Dans la tradition judéo-chrétienne, la notion de sodomie désigne sans beaucoup de distinction un grand nombre de pratiques sexuelles qui partagent la caractéristique de ne pas avoir de visées procréatives. L'amalgame souvent opéré entre zoophilie et homosexualité repose en grande partie sur cette notion.

Badge de Frank Kameny pour la déclassification de l'homosexualité de la liste des maladies mentales

La condamnation morale portant sur la zoophilie étant connexe à celle dont ont longtemps fait l'objet les homosexuels, il est toutefois possible d'établir certains rapports entre la lutte pour les droits des homosexuels et la lutte pour l'acceptation de la zoophilie. Mais cette idée est en partie contestée et peut également faire l'objet d'un rejet par la communauté homosexuelle.

Morale religieuse

Crime de sodomie est un terme qui recouvre dans la tradition judéo-chrétienne un grand nombre de pratiques qui partagent la caractéristique commune de ne pas être procréatives. De ce point de vue, l'homosexualité, au même titre que la zoophilie sont considérées comme des pratiques contre-nature.

Dans cette tradition judéo-chrétienne, la bestialité et l'homosexualité relèvent du même pêché, la sodomie, et faisaient l'objet du même opprobre et des mêmes condamnations.

Psychiatrie

Comme l'homosexualité, la zoophilie est considérée par la psychiatrie comme une paraphilies. Elles y figuraient conjointement jusqu'en 1973 au Manuel diagnostique et statistique des troubles mentaux (DSM) et jusqu'en 1986 à la Classification Internationale des Maladies (CIM-10) de l'OMS. Depuis le retrait de l'homosexualité de ces listes, la zoophilie y figure seule parmi d'autres paraphilies.

Le parallèle que l'on peut établir entre ces classifications et les origines judéo-chrétiennes de la condamnation de l'homosexualité et de la zoophilie ne sont sans doute pas innocents. Il est probable qu'en établissant cette classification, les psychiatres n'aient fait que reproduire des conceptions morales communément admises concernant le normal ou l'anormal sous la forme d'une pathologisation de ces comportements.

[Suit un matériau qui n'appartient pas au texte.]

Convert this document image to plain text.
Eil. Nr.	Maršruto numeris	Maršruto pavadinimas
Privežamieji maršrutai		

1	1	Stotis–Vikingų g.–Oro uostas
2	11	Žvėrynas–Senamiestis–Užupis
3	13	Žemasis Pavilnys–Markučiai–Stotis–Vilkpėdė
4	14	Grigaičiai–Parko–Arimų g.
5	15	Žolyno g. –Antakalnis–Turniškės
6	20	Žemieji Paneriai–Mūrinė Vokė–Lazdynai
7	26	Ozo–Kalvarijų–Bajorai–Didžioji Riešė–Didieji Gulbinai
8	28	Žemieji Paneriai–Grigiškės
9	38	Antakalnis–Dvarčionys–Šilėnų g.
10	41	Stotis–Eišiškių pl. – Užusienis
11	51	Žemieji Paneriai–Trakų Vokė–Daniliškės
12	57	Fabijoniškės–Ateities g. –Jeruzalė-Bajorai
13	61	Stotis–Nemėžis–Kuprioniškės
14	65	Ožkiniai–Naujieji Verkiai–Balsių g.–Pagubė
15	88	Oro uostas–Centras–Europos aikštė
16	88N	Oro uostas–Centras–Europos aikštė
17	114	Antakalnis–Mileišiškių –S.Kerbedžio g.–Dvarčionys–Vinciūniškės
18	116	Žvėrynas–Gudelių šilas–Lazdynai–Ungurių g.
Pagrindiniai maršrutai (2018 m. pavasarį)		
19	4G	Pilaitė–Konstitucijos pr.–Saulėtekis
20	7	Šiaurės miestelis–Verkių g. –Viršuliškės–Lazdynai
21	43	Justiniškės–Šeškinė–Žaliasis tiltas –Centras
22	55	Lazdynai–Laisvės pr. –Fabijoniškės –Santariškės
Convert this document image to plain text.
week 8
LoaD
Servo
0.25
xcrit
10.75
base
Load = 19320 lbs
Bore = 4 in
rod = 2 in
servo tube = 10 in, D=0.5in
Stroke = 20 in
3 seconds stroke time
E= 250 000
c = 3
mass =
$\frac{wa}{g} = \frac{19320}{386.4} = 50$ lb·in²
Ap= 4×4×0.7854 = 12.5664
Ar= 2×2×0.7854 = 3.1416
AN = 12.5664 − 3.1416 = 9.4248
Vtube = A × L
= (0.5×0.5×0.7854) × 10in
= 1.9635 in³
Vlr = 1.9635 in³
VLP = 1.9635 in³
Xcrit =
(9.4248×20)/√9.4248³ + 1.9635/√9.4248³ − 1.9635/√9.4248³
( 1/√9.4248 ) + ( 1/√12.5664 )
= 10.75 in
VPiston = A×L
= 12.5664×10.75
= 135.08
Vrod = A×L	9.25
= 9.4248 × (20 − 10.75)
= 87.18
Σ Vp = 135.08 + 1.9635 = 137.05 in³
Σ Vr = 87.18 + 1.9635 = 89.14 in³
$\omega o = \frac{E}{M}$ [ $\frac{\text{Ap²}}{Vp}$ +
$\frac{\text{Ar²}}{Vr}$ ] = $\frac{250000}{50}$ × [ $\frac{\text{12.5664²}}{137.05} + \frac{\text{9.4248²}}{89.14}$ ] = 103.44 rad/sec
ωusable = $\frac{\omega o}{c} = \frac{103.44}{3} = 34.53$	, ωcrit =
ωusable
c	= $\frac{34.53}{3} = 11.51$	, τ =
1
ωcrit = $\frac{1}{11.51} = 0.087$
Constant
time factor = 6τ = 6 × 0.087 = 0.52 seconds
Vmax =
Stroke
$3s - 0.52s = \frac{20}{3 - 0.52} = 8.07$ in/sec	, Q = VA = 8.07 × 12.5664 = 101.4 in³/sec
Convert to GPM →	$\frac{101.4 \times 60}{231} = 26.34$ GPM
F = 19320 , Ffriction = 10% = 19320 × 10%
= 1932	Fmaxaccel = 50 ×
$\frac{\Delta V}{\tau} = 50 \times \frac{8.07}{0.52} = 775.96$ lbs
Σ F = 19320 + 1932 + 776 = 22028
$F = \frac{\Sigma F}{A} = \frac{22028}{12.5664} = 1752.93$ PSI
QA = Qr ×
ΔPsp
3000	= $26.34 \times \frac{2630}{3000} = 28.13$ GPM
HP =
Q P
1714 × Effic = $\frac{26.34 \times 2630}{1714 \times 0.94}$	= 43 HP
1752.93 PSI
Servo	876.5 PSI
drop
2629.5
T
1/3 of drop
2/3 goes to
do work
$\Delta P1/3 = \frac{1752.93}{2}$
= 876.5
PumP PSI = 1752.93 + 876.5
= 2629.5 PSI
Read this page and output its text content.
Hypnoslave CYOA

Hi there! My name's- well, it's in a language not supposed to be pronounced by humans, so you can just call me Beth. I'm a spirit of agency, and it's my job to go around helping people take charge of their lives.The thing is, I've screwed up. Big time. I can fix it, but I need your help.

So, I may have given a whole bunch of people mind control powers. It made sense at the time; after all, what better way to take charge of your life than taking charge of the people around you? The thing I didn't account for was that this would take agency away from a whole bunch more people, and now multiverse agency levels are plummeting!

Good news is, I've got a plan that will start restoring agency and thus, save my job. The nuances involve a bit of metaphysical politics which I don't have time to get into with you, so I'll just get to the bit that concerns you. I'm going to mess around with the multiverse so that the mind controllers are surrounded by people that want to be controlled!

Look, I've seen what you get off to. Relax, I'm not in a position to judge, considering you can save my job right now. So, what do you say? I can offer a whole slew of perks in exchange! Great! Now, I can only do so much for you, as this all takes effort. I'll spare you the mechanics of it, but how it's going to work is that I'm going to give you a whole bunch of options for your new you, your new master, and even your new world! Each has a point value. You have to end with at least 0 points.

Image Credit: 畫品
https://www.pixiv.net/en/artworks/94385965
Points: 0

L'amalgame homosexuel = zoophile

Reposant sur une vieille tradition religieuse, et même psychiatrique, l'amalgame entre zoophilie et homosexualité sert habituellement à discréditer la légitimité du combat pour les droits des homosexuels. Il est ainsi à mettre en rapport avec un autre amalgame couramment employé entre l'homosexualité et la pédophilie.

Lors des débats sur le Pacs à l'assemblée nationale en 1999, certains opposants à la reconnaissance de l'union homosexuelle n'hésitèrent pas à s'exclamer "et pourquoi pas marier les zoophiles". L'argument est couramment employé par des mouvements réactionnaires pour dénigrer les homosexuels. Le même bestiaires discriminatoire est apparaît ainsi lors du mariage de Bègle sur les pancartes de manifestants anti-homosexuels: "Je veux me marier avec mon chien", etc. En France, il est fréquemment employé par les intégristes et les mouvements d'extrême droite comme les Jeunesses identitaires ou d'autres.

Le même amalgame est également fréquemment employé par les mouvements réactionnaires américains homophobes qui n'hésitent plus à lancer des campagnes anti-zoophilie (American for truth about homosexuality par exemple).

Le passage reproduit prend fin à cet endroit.